Le persone intorno non si accorgono di cosa sta succedendo?

Chi subisce questo trattamento non sempre capisce cosa gli accade. E spesso tende a non condividerlo. Anzi. Se quando parla della sua relazione riceve giudizi dagli altri, alla fine tenderà a isolarsi e rimanere da solo per non dovresti confrontare.

Perché si rimane in queste relazioni?

Ogni caso ha delle variabili. A volte ci si ritrova in dinamiche che si sono già viste in famiglia, nel rapporto tra i genitori o con i genitori, dove il tema del controllo fa parte della relazione intrafamiliare. Non si parla necessariamente di genitori violenti o oppressivi ma di relazioni che non creano sicurezza, creano ambivalenza. Se non sono certo della mia amabilità, del fatto di poter essere amato, allora l’esperienza di essere amato diventa più importante di qualsiasi cosa. Ma la risposta cambia da caso a caso.

Cosa fare quando ci si accorgere di essere dentro una relazione del genere?

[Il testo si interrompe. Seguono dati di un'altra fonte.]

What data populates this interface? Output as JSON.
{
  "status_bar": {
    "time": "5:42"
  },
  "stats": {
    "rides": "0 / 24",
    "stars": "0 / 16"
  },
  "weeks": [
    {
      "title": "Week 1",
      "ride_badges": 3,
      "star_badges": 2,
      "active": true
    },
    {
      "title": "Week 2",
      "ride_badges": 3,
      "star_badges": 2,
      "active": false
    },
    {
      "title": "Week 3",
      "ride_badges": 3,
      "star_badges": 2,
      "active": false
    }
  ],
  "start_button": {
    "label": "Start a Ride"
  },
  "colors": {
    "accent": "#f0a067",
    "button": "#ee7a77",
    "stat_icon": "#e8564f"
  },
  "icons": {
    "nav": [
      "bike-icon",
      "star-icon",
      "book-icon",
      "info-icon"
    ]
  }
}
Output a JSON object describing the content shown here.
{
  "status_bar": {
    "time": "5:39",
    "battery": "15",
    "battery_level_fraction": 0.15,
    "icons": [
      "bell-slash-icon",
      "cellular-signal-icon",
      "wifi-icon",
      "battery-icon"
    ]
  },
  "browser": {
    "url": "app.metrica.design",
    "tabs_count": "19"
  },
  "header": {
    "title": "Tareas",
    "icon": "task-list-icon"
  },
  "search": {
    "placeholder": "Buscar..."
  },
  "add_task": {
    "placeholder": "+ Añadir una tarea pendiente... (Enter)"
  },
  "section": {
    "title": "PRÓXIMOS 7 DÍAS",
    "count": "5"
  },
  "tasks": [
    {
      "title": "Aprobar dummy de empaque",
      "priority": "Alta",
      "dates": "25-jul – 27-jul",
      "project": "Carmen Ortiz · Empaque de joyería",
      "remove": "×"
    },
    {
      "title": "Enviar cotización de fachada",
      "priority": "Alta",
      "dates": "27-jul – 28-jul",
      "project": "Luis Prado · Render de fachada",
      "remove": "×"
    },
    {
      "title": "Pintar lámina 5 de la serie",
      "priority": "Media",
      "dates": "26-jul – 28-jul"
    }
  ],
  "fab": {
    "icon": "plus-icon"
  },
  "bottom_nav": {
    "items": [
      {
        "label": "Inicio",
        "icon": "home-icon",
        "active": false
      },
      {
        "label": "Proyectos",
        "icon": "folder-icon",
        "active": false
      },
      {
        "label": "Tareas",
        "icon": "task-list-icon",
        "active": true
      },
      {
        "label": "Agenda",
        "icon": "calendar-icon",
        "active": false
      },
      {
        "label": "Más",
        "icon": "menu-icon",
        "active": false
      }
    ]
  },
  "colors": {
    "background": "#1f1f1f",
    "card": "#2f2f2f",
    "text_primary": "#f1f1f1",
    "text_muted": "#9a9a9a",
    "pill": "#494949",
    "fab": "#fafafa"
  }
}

È importante rivolgersi a un professionista. Sarà lui ad aiutarmi a capire meglio cosa mi lega a quella persona e perché non riesco ad andarmene. Devo capire la mia relazione, avere uno spazio in cui non essere giudicato e capire se ci sono dei traumi irrisolti alle spalle che mi fanno stare in una relazione in cui la mia libertà è limitata.

E invece da dove nasce il desiderio di circoscrivere la libertà degli altri?

Per assurdo la matrice è la stessa. Tutto parte dai modelli di riferimento. Chi sente il bisogno di circoscrivere la libertà di una persona e esercitare il possesso ha dietro un’enorme fragilità emotiva, un'insicurezza relazionale e una scarsa fiducia nell'altro che diventa qualcuno da controllare. L'altro diventa qualcuno su cui avere potere per non rischiare di perderlo e rimanere solo. L'altro diventa la mia sicurezza.

Stiamo parlando molto anche di cultura patriarcale. Ha un ruolo in questo tipo di storie?

La cultura patriarcale può avere un ruolo in alcuni casi, ma non credo che sia un fattore determinante. Siamo in una fase storica in cui tutto il concetto di famiglia sta venendo meno. I confini sono meno definiti, come i ruoli. I ragazzi si trovano davanti a genitori focalizzati sull'evitamento della sofferenza, cosa che li rende incapaci di avere gli strumenti per affrontarla quando la si incontra.

Chi si deve occupare dell’educazione sentimentali dei ragazzi?

I genitori, la famiglia è il modello da cui partire. È lì che si deve imparare l’intelligenza emotiva. La scuola può fare da spalla ma non può sostituirsi, lo dico per esperienza. Si può fare tutta la formazione che si vuole a scuola ma è un lavoro che poi non è sufficiente se a casa non si confermano dei modelli relazioni funzionali.